Wenn mehrere Screens detached sind, probiert man halt die angegebenen PIDs durch. 

Wo sind jetzt nochmal die 1000 Hebel?

----------

## Treborius

 *andi_s wrote:*   

> 
> 
> alternativ habe ich ueberlegt die ausgabe von make in ein logfile umzuleiten. dann ginge das natuerlich, aber das kostet hd-performance und das logfile duerfte auch ziemlich gross werden.
> 
> 

 

glaube kaum, das sowas bei 8h compilieren ins gewicht fällt,

benutzte aber auch screen für solche aktionen

----------

## Necoro

 *musv wrote:*   

> Wo sind jetzt nochmal die 1000 Hebel?

 

man screen ... ich sag ja nicht, dass man sie alle braucht. aber erstmal sind sie da und man ist verwirrt (ich war es zu mindestens).

----------

## ScytheMan

 *Necoro wrote:*   

>  *musv wrote:*   Wo sind jetzt nochmal die 1000 Hebel? 
> 
> man screen ... ich sag ja nicht, dass man sie alle braucht. aber erstmal sind sie da und man ist verwirrt (ich war es zu mindestens).

 

dafür nutze ich immer sowas: http://www.cheat-sheets.org/#Screen

----------

## mv

 *Necoro wrote:*   

>  *musv wrote:*   Wo sind jetzt nochmal die 1000 Hebel? 
> 
> man screen ... ich sag ja nicht, dass man sie alle braucht. aber erstmal sind sie da

 

Aber das ist andererseits das Gute wenn sie zumindest "erstmal da" sind, denn wenn man mitten in der Arbeit feststellt, dass man einen davon brauchen könnte (z.B. einen schon lange herausgescrollten Text abspeichern oder mal schnell ein zweites Fenster aufmachen will), kann man darauf zurückgreifen: Wenn man sie nicht alle kennt, macht das ja nichts.

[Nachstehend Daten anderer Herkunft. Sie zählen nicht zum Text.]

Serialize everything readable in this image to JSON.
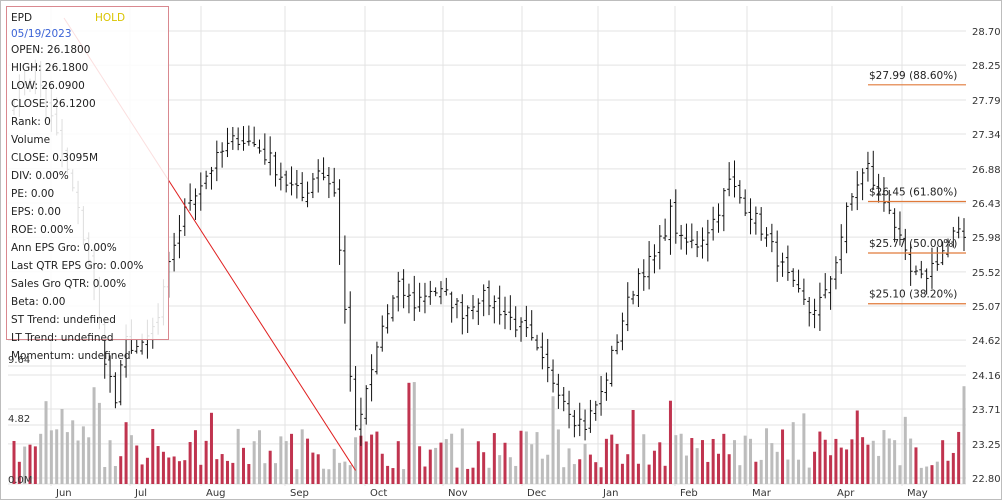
{
  "info": {
    "symbol": "EPD",
    "rating": "HOLD",
    "date": "05/19/2023",
    "open": "OPEN: 26.1800",
    "high": "HIGH: 26.1800",
    "low": "LOW: 26.0900",
    "close": "CLOSE: 26.1200",
    "rank": "Rank: 0",
    "volume_label": "Volume",
    "volume_close": "CLOSE: 0.3095M",
    "div": "DIV: 0.00%",
    "pe": "PE: 0.00",
    "eps": "EPS: 0.00",
    "roe": "ROE: 0.00%",
    "ann_eps": "Ann EPS Gro: 0.00%",
    "last_qtr": "Last QTR EPS Gro: 0.00%",
    "sales_gro": "Sales Gro QTR: 0.00%",
    "beta": "Beta: 0.00",
    "st_trend": "ST Trend: undefined",
    "lt_trend": "LT Trend: undefined",
    "momentum": "Momentum: undefined"
  },
  "colors": {
    "up_volume": "#c0344f",
    "down_volume": "#bcbcbc",
    "candle": "#111111",
    "fib_line": "#e07a3a",
    "trend_line": "#e02020",
    "grid": "#e3e3e3"
  },
  "chart_data": {
    "type": "candlestick",
    "ticker": "EPD",
    "grid": true,
    "x_tick_labels": [
      "Jun",
      "Jul",
      "Aug",
      "Sep",
      "Oct",
      "Nov",
      "Dec",
      "Jan",
      "Feb",
      "Mar",
      "Apr",
      "May"
    ],
    "price_axis": {
      "ticks": [
        "28.70",
        "28.25",
        "27.79",
        "27.34",
        "26.88",
        "26.43",
        "25.98",
        "25.52",
        "25.07",
        "24.62",
        "24.16",
        "23.71",
        "23.25",
        "22.80"
      ],
      "range": [
        22.8,
        28.7
      ]
    },
    "volume_axis": {
      "ticks": [
        "9.64",
        "4.82",
        "0.0M"
      ],
      "range": [
        0,
        9.64
      ]
    },
    "fibonacci_levels": [
      {
        "label": "$27.99 (88.60%)",
        "value": 27.99
      },
      {
        "label": "$26.45 (61.80%)",
        "value": 26.45
      },
      {
        "label": "$25.77 (50.00%)",
        "value": 25.77
      },
      {
        "label": "$25.10 (38.20%)",
        "value": 25.1
      }
    ],
    "price_path": [
      [
        0,
        27.8
      ],
      [
        4,
        28.2
      ],
      [
        8,
        27.3
      ],
      [
        11,
        26.6
      ],
      [
        14,
        25.7
      ],
      [
        17,
        24.4
      ],
      [
        19,
        23.8
      ],
      [
        21,
        24.6
      ],
      [
        24,
        24.5
      ],
      [
        27,
        24.9
      ],
      [
        30,
        25.9
      ],
      [
        33,
        26.5
      ],
      [
        36,
        26.8
      ],
      [
        39,
        27.1
      ],
      [
        42,
        27.3
      ],
      [
        45,
        27.2
      ],
      [
        48,
        27.0
      ],
      [
        51,
        26.7
      ],
      [
        54,
        26.5
      ],
      [
        57,
        26.9
      ],
      [
        60,
        26.6
      ],
      [
        62,
        25.0
      ],
      [
        64,
        23.4
      ],
      [
        66,
        23.9
      ],
      [
        69,
        24.8
      ],
      [
        72,
        25.3
      ],
      [
        75,
        25.1
      ],
      [
        78,
        25.3
      ],
      [
        81,
        25.2
      ],
      [
        84,
        25.0
      ],
      [
        87,
        25.2
      ],
      [
        90,
        25.1
      ],
      [
        93,
        24.9
      ],
      [
        96,
        24.7
      ],
      [
        99,
        24.3
      ],
      [
        102,
        24.0
      ],
      [
        105,
        23.6
      ],
      [
        107,
        23.5
      ],
      [
        110,
        23.9
      ],
      [
        112,
        24.4
      ],
      [
        114,
        24.9
      ],
      [
        117,
        25.5
      ],
      [
        120,
        25.7
      ],
      [
        123,
        26.3
      ],
      [
        125,
        25.9
      ],
      [
        128,
        25.9
      ],
      [
        131,
        26.2
      ],
      [
        134,
        26.7
      ],
      [
        137,
        26.4
      ],
      [
        140,
        26.1
      ],
      [
        143,
        25.7
      ],
      [
        146,
        25.3
      ],
      [
        149,
        25.0
      ],
      [
        152,
        25.2
      ],
      [
        154,
        25.7
      ],
      [
        156,
        26.3
      ],
      [
        158,
        26.7
      ],
      [
        160,
        26.9
      ],
      [
        162,
        26.5
      ],
      [
        164,
        26.4
      ],
      [
        166,
        25.9
      ],
      [
        168,
        25.5
      ],
      [
        170,
        25.4
      ],
      [
        172,
        25.6
      ],
      [
        174,
        25.8
      ],
      [
        176,
        26.0
      ],
      [
        178,
        25.98
      ]
    ],
    "trend_line": {
      "start": [
        0,
        29.5
      ],
      "end": [
        64,
        22.9
      ]
    }
  }
}
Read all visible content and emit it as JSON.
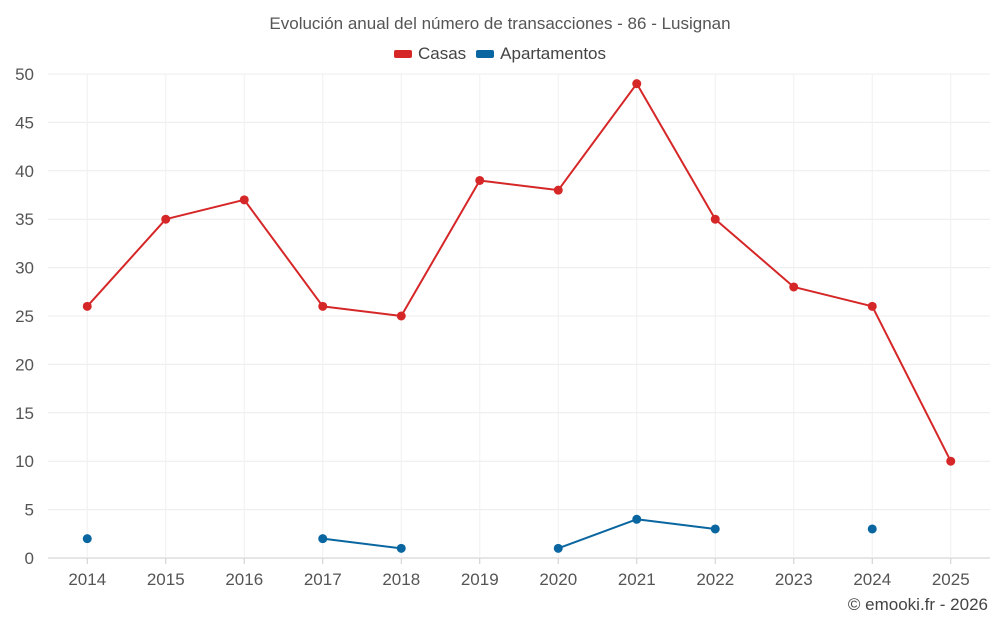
{
  "chart_data": {
    "type": "line",
    "title": "Evolución anual del número de transacciones - 86 - Lusignan",
    "categories": [
      "2014",
      "2015",
      "2016",
      "2017",
      "2018",
      "2019",
      "2020",
      "2021",
      "2022",
      "2023",
      "2024",
      "2025"
    ],
    "ylim": [
      0,
      50
    ],
    "yticks": [
      0,
      5,
      10,
      15,
      20,
      25,
      30,
      35,
      40,
      45,
      50
    ],
    "grid": true,
    "legend_position": "top-center",
    "series": [
      {
        "name": "Casas",
        "color": "#d62728",
        "values": [
          26,
          35,
          37,
          26,
          25,
          39,
          38,
          49,
          35,
          28,
          26,
          10
        ]
      },
      {
        "name": "Apartamentos",
        "color": "#0a66a0",
        "values": [
          2,
          null,
          null,
          2,
          1,
          null,
          1,
          4,
          3,
          null,
          3,
          null
        ]
      }
    ]
  },
  "footer": {
    "credit": "© emooki.fr - 2026"
  }
}
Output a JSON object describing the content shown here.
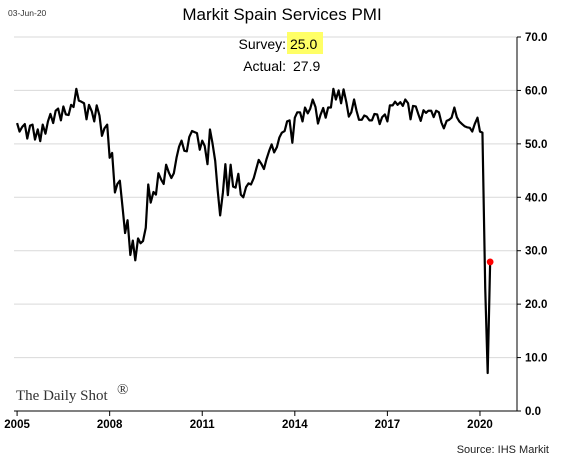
{
  "date_label": "03-Jun-20",
  "source_label": "Source: IHS Markit",
  "logo_text": "The Daily Shot",
  "logo_mark": "®",
  "annotations": {
    "survey_label": "Survey:",
    "survey_value": "25.0",
    "actual_label": "Actual:",
    "actual_value": "27.9"
  },
  "colors": {
    "line": "#000000",
    "highlight": "#ffff66",
    "marker": "#ff0000",
    "grid": "#d9d9d9"
  },
  "chart_data": {
    "type": "line",
    "title": "Markit Spain Services PMI",
    "xlabel": "",
    "ylabel": "",
    "y_axis_side": "right",
    "ylim": [
      0,
      70
    ],
    "yticks": [
      "0.0",
      "10.0",
      "20.0",
      "30.0",
      "40.0",
      "50.0",
      "60.0",
      "70.0"
    ],
    "xlim": [
      2004.9,
      2021.2
    ],
    "xticks": [
      "2005",
      "2008",
      "2011",
      "2014",
      "2017",
      "2020"
    ],
    "grid": "horizontal",
    "series": [
      {
        "x": [
          2005.0,
          2005.08,
          2005.17,
          2005.25,
          2005.33,
          2005.42,
          2005.5,
          2005.58,
          2005.67,
          2005.75,
          2005.83,
          2005.92,
          2006.0,
          2006.08,
          2006.17,
          2006.25,
          2006.33,
          2006.42,
          2006.5,
          2006.58,
          2006.67,
          2006.75,
          2006.83,
          2006.92,
          2007.0,
          2007.08,
          2007.17,
          2007.25,
          2007.33,
          2007.42,
          2007.5,
          2007.58,
          2007.67,
          2007.75,
          2007.83,
          2007.92,
          2008.0,
          2008.08,
          2008.17,
          2008.25,
          2008.33,
          2008.42,
          2008.5,
          2008.58,
          2008.67,
          2008.75,
          2008.83,
          2008.92,
          2009.0,
          2009.08,
          2009.17,
          2009.25,
          2009.33,
          2009.42,
          2009.5,
          2009.58,
          2009.67,
          2009.75,
          2009.83,
          2009.92,
          2010.0,
          2010.08,
          2010.17,
          2010.25,
          2010.33,
          2010.42,
          2010.5,
          2010.58,
          2010.67,
          2010.75,
          2010.83,
          2010.92,
          2011.0,
          2011.08,
          2011.17,
          2011.25,
          2011.33,
          2011.42,
          2011.5,
          2011.58,
          2011.67,
          2011.75,
          2011.83,
          2011.92,
          2012.0,
          2012.08,
          2012.17,
          2012.25,
          2012.33,
          2012.42,
          2012.5,
          2012.58,
          2012.67,
          2012.75,
          2012.83,
          2012.92,
          2013.0,
          2013.08,
          2013.17,
          2013.25,
          2013.33,
          2013.42,
          2013.5,
          2013.58,
          2013.67,
          2013.75,
          2013.83,
          2013.92,
          2014.0,
          2014.08,
          2014.17,
          2014.25,
          2014.33,
          2014.42,
          2014.5,
          2014.58,
          2014.67,
          2014.75,
          2014.83,
          2014.92,
          2015.0,
          2015.08,
          2015.17,
          2015.25,
          2015.33,
          2015.42,
          2015.5,
          2015.58,
          2015.67,
          2015.75,
          2015.83,
          2015.92,
          2016.0,
          2016.08,
          2016.17,
          2016.25,
          2016.33,
          2016.42,
          2016.5,
          2016.58,
          2016.67,
          2016.75,
          2016.83,
          2016.92,
          2017.0,
          2017.08,
          2017.17,
          2017.25,
          2017.33,
          2017.42,
          2017.5,
          2017.58,
          2017.67,
          2017.75,
          2017.83,
          2017.92,
          2018.0,
          2018.08,
          2018.17,
          2018.25,
          2018.33,
          2018.42,
          2018.5,
          2018.58,
          2018.67,
          2018.75,
          2018.83,
          2018.92,
          2019.0,
          2019.08,
          2019.17,
          2019.25,
          2019.33,
          2019.42,
          2019.5,
          2019.58,
          2019.67,
          2019.75,
          2019.83,
          2019.92,
          2020.0,
          2020.08,
          2020.17,
          2020.25,
          2020.33
        ],
        "values": [
          53.9,
          52.3,
          53.2,
          53.7,
          51.0,
          53.4,
          53.6,
          50.8,
          52.7,
          50.5,
          53.6,
          51.9,
          54.2,
          55.6,
          53.9,
          56.2,
          56.6,
          54.4,
          57.0,
          55.5,
          55.4,
          57.3,
          56.9,
          60.3,
          58.1,
          57.9,
          57.6,
          54.6,
          57.3,
          56.1,
          54.2,
          57.2,
          55.3,
          51.5,
          52.9,
          53.6,
          47.4,
          48.3,
          40.9,
          42.5,
          43.1,
          38.0,
          33.3,
          35.7,
          29.2,
          31.9,
          28.2,
          32.3,
          31.4,
          31.8,
          34.3,
          42.4,
          39.0,
          41.0,
          40.5,
          44.5,
          43.3,
          42.5,
          46.1,
          44.6,
          43.6,
          44.5,
          47.5,
          49.5,
          50.6,
          48.7,
          48.6,
          51.3,
          52.4,
          52.2,
          52.0,
          48.9,
          50.6,
          49.6,
          46.2,
          52.7,
          50.2,
          46.8,
          41.3,
          36.6,
          40.9,
          46.2,
          40.4,
          46.1,
          42.0,
          41.8,
          44.4,
          40.5,
          40.0,
          41.9,
          42.6,
          42.4,
          43.6,
          45.3,
          47.0,
          46.2,
          45.3,
          47.1,
          48.7,
          49.9,
          48.4,
          49.4,
          51.2,
          52.1,
          52.4,
          54.2,
          54.4,
          50.2,
          54.9,
          55.9,
          55.9,
          54.2,
          56.8,
          55.7,
          56.6,
          58.3,
          56.9,
          53.8,
          55.4,
          56.7,
          54.9,
          56.8,
          56.8,
          60.3,
          58.3,
          60.0,
          57.6,
          60.2,
          57.8,
          55.1,
          55.9,
          58.3,
          56.2,
          54.5,
          54.5,
          55.3,
          55.1,
          54.4,
          54.4,
          55.6,
          55.5,
          53.7,
          55.0,
          55.5,
          54.2,
          57.2,
          57.2,
          57.9,
          57.3,
          57.8,
          57.1,
          58.3,
          57.6,
          54.6,
          57.1,
          57.0,
          55.6,
          54.3,
          56.3,
          55.8,
          56.2,
          56.2,
          55.0,
          56.2,
          55.9,
          54.0,
          52.9,
          54.3,
          54.5,
          54.9,
          56.8,
          55.0,
          54.2,
          53.7,
          53.3,
          53.1,
          53.0,
          52.3,
          53.7,
          54.9,
          52.3,
          52.1,
          23.0,
          7.1,
          27.9
        ]
      }
    ],
    "last_point": {
      "x": 2020.33,
      "value": 27.9
    }
  }
}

Übrigens sieht bei mir der Arbeitsfluss anders aus: Ich rufe gar kein "screen" manuell auf, sondern mache das in meiner zsh.interactive-Datei. D.h. nach einmaliger Konfigurationsarbeit beginne ich einfach beim Schritt "Zeug machen"; detachen muss man meist gar nicht explizit, man kann sich auch später "einfach so" eine laufende screen-sesseion "schnappen".

Aber mit tmux soll das auch alles gehen. Ich habe bisher allerdings noch nicht gewechselt, da ich noch nicht herausgefunden habe, wie man mit iterierten tmux-sessions umgeht: So etwas wie Ctrl-a a bei Screen scheint es dort nicht zu geben...

----------